Bir nesneyi büyütmek ya da küçültmek için genellikle o nesneyi ezmek, germek ya da şeklini değiştirmek gerekiyor. Bir nesnenin şeklini değiştirmeden boyutlarını değiştirmeye dilatasyon deniyor. Bu tür uygulamalar, mühendislik ve tıp gibi birçok alanda kullanılıyor.
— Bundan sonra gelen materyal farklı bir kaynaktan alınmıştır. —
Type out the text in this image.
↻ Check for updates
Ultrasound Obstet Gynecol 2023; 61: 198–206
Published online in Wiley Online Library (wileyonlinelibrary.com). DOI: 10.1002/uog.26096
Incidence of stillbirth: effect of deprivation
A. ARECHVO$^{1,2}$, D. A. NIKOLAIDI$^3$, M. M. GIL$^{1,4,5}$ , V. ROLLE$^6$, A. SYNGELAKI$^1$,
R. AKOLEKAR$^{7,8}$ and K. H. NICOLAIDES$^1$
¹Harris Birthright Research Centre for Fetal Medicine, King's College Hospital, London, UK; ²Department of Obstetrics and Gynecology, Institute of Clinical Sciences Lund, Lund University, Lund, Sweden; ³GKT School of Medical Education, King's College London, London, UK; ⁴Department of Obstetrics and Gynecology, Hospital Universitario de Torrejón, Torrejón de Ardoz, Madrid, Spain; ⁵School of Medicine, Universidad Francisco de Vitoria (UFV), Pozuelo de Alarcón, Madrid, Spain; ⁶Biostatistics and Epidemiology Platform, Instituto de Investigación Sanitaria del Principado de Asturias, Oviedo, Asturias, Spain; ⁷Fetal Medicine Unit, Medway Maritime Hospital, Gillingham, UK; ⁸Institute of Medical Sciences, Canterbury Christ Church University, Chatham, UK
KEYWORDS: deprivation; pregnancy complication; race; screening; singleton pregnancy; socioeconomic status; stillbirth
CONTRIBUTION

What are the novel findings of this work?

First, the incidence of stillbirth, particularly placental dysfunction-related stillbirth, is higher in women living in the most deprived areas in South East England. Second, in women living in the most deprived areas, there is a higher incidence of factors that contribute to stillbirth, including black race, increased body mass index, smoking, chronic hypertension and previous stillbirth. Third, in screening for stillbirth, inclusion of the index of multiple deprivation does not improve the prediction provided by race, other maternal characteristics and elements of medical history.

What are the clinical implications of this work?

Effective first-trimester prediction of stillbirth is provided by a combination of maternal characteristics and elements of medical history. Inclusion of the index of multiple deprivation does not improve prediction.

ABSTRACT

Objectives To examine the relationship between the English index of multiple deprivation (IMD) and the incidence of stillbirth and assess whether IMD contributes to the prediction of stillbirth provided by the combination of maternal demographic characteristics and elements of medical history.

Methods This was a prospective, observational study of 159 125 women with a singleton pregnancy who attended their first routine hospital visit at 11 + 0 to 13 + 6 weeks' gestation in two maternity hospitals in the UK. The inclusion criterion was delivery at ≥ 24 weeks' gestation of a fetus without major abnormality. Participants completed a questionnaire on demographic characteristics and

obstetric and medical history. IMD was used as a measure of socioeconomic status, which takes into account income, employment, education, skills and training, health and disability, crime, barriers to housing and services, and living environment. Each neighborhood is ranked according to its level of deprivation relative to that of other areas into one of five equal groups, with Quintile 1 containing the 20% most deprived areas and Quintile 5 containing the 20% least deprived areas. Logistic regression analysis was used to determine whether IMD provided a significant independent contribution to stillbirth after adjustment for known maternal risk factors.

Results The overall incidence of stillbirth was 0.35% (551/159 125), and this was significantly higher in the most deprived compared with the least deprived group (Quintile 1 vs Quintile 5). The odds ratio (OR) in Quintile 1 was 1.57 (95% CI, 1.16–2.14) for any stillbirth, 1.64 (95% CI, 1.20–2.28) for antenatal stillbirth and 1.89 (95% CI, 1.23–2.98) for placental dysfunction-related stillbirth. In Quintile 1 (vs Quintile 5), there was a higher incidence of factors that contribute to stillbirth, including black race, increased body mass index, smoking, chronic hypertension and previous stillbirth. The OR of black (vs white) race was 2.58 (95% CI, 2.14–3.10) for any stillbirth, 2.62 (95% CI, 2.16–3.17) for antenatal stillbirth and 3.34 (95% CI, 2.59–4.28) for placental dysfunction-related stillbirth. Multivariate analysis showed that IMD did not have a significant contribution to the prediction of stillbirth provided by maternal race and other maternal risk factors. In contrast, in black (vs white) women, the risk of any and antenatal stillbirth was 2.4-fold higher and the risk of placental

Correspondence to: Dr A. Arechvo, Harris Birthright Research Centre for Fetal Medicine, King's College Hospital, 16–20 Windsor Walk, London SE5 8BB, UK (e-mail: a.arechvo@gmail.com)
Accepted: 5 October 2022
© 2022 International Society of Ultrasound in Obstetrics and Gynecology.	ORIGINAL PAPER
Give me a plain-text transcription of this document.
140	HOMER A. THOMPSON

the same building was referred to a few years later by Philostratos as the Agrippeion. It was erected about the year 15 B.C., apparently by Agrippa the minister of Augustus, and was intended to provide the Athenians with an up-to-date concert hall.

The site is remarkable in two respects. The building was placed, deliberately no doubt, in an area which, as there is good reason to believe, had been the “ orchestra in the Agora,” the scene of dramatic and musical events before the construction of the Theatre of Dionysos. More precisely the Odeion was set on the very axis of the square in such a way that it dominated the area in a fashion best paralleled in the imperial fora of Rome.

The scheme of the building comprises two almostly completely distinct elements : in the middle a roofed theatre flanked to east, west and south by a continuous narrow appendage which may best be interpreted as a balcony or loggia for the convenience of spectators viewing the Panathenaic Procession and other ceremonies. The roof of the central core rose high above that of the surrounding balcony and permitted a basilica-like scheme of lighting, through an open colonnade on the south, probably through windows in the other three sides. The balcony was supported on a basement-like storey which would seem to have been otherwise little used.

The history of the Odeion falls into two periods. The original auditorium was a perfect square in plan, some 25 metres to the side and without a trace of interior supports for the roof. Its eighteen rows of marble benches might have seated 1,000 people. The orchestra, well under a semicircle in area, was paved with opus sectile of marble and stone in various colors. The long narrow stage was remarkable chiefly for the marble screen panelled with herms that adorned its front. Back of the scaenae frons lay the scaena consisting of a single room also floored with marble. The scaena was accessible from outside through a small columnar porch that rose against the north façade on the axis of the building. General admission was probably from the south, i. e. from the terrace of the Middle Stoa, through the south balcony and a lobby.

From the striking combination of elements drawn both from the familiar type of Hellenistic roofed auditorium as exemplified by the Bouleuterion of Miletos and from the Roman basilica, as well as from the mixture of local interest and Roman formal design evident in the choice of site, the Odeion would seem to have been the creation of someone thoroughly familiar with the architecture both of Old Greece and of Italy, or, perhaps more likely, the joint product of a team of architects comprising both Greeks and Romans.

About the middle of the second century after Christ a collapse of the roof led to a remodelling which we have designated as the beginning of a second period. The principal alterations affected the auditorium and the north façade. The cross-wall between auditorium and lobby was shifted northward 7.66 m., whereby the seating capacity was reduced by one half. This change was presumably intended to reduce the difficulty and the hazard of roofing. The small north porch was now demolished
TU Delft'in Hassas ve Mikrosistem Mühendisliği (PME) bölümünden araştırmacılar, istenen bütün eğri yüzeylere uygulanabilecek bir dilatasyon yöntemi tasarladılar. Araştırmacılar, üçgenleme dedikleri yöntemi eğri bir cismin görselleştirilmesinde, yüzeye yerleştirilen üçgenler vasıtasıyla kullandılar. Üçgen kafesler, bilgisayar grafikleri içerisinde üç boyutlu yapıları temsil etmenin hesaplama açısından verimli yoludur. Araştırmacıları bu şekilde 21. yüzyılın yaratıcılığını bir noktada sabitlenmiş ve hareket edebilen dört çubuk olan 17. yy pantografıyla birleştirdiler.
Araştırmacılar, yöntemlerini 1994 yılında Stanford Üniversitesi’nde geliştirilen bilgisayar grafiklerinde yaygın olarak kullanılan bir test modeli olan Stanford tavşanı da dahil olmak üzere çeşitli örneklere uyguladılar. Ayrıca yöntemin istenen başka bir yüzeye de uygulanabileceğini, denemelerle gösterdiler. Araştırmacıların bu bulgusu, çocuklar için genişleyebilen diş telleri, atar damar stentleri ve mobilyalara kadar bir çok alanda kullanılabilir.
Werner van de Sande ve Freek Broeken, geliştirdikleri yöntemin kendi araştırmalarında da kullanılması için çalışıyor. Werner van de Sande, engelli insanlar için bir dış iskelet geliştirmeye çalışıyor.
Freek Broeken, “Bu pasif dış iskeletlerin kompakt olmaları ve hareket sırasında vücuda yakın olmaları gerekiyor. Yüzeye ölçeklendirme eklemek bize bu gereksinimi karşılamak için fazlasıyla tasarım özgürlüğü tanıyor” dedi.